Tuesday, August 17, 2010

Re-evaluating

I've been re-evaluating. Not hard when you have hours of empty time stretching ahead of you with no plan, no agenda and no air conditioning.

My evaluations have been focused on me. My home. My clutter. My life. My savings account.

What have I learned? What indeed. I have learned that I can have a good attitude, that I can focus on what's important when I'm not focused on the daily bullshit, that my son is better adjusted when I'm calm. I suppose that goes without saying.

I recently spent a prolonged weekend with some family members, my sister-the-martyr among them. You see where I'm going with this? She's one of the most negative people I've ever known. She complains about everything but is also passive-agressive so that everyone else suffers in the shadow of her suffering.

As she is my sister, it's in my contract that I must humbly admit that I was once like this. I may still be, but I am attempting to turn in my martyrdom for some peace and possitivity in my life.

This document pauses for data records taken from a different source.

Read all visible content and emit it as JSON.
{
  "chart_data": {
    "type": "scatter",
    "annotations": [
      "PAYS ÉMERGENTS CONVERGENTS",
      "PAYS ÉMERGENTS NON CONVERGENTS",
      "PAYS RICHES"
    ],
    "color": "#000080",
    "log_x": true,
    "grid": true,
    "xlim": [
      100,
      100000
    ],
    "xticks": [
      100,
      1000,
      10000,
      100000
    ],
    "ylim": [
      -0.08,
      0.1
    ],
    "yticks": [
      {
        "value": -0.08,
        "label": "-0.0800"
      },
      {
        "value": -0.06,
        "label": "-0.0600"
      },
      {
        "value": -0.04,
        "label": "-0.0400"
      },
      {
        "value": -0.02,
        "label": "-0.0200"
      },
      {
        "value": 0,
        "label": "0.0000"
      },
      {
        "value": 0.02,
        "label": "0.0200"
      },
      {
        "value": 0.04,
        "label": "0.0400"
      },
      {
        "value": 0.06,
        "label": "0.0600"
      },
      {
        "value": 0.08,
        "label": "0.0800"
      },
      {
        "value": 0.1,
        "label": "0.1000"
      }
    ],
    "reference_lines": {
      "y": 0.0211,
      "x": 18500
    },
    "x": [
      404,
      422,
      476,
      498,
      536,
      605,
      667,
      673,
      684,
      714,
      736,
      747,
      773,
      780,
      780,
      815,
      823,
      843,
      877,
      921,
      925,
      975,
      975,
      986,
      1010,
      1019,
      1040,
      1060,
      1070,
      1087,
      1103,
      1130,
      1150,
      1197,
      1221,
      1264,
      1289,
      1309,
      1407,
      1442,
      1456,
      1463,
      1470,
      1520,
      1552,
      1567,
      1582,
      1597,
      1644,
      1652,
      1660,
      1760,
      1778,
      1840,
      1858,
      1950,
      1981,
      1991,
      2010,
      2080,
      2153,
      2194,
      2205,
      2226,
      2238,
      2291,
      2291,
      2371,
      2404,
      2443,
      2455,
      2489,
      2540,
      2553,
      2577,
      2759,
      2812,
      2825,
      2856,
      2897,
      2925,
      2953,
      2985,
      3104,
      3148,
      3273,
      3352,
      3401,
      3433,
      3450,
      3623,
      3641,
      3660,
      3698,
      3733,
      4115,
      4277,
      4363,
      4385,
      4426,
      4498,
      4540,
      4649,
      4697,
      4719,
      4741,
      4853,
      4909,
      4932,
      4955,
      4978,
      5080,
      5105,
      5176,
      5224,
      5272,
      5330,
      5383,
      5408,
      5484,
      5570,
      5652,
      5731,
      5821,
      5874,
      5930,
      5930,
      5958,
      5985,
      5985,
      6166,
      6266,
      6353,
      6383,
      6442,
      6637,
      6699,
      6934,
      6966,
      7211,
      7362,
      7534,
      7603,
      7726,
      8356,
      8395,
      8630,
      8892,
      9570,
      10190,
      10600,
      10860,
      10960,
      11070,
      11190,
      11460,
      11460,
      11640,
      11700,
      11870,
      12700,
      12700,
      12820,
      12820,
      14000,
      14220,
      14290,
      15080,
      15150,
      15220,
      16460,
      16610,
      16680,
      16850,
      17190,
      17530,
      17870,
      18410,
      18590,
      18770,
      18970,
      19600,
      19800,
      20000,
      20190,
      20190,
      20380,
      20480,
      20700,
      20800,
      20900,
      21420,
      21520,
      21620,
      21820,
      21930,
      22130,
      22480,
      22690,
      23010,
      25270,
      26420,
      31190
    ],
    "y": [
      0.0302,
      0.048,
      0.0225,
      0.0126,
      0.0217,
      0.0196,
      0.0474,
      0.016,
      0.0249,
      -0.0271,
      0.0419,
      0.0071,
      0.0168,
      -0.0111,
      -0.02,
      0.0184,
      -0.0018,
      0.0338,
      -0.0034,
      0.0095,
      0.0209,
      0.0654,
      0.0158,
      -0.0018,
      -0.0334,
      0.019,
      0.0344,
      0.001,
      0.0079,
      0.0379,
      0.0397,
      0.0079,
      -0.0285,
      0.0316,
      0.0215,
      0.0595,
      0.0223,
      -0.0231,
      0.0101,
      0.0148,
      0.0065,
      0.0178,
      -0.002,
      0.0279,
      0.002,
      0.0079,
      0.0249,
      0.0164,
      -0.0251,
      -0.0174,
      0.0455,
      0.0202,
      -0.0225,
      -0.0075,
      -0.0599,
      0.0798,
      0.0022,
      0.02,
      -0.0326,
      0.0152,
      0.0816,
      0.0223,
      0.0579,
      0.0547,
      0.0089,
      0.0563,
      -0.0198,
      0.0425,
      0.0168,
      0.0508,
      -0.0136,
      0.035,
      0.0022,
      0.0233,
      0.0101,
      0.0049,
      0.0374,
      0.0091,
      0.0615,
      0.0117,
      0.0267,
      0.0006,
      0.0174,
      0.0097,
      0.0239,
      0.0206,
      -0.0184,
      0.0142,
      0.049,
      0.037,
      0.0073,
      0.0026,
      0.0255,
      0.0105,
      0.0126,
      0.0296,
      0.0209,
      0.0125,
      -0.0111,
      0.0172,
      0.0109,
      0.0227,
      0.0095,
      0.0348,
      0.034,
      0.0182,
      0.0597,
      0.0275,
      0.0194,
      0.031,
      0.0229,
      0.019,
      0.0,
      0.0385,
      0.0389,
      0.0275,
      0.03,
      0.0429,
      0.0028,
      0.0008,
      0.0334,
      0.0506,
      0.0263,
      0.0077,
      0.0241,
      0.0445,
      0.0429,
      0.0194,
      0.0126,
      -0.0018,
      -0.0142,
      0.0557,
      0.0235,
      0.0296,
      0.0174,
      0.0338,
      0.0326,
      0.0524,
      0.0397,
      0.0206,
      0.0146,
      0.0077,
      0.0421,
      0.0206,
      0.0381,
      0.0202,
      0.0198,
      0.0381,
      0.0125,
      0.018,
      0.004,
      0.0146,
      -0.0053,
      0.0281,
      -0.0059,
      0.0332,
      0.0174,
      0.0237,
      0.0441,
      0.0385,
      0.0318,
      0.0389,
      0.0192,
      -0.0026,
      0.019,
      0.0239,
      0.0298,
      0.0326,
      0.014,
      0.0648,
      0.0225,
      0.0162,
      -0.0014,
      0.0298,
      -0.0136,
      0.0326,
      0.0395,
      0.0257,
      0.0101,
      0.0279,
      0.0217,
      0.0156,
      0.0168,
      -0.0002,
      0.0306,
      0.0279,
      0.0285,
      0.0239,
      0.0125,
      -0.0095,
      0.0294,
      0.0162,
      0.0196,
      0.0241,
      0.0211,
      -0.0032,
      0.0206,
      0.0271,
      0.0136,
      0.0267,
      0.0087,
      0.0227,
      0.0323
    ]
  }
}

And you know what? It's working!

Oh sure, there are lots of great things about being a martyr, llike watching everyone around you walk on pins and needles, and the satisfaction of constant complaining. But, at the end of the day, you're dead.

I'm so thankful to not be that person anymore. I'm grateful to the powers-that-be that have helped me grow as a person. Especially since I may be in the midst of a mid-life crisis.

How would you handle a mid-life crisis - sport car or motorcycle. Personally, I'm leaning toward the motorcycle. It might be easier to borrow.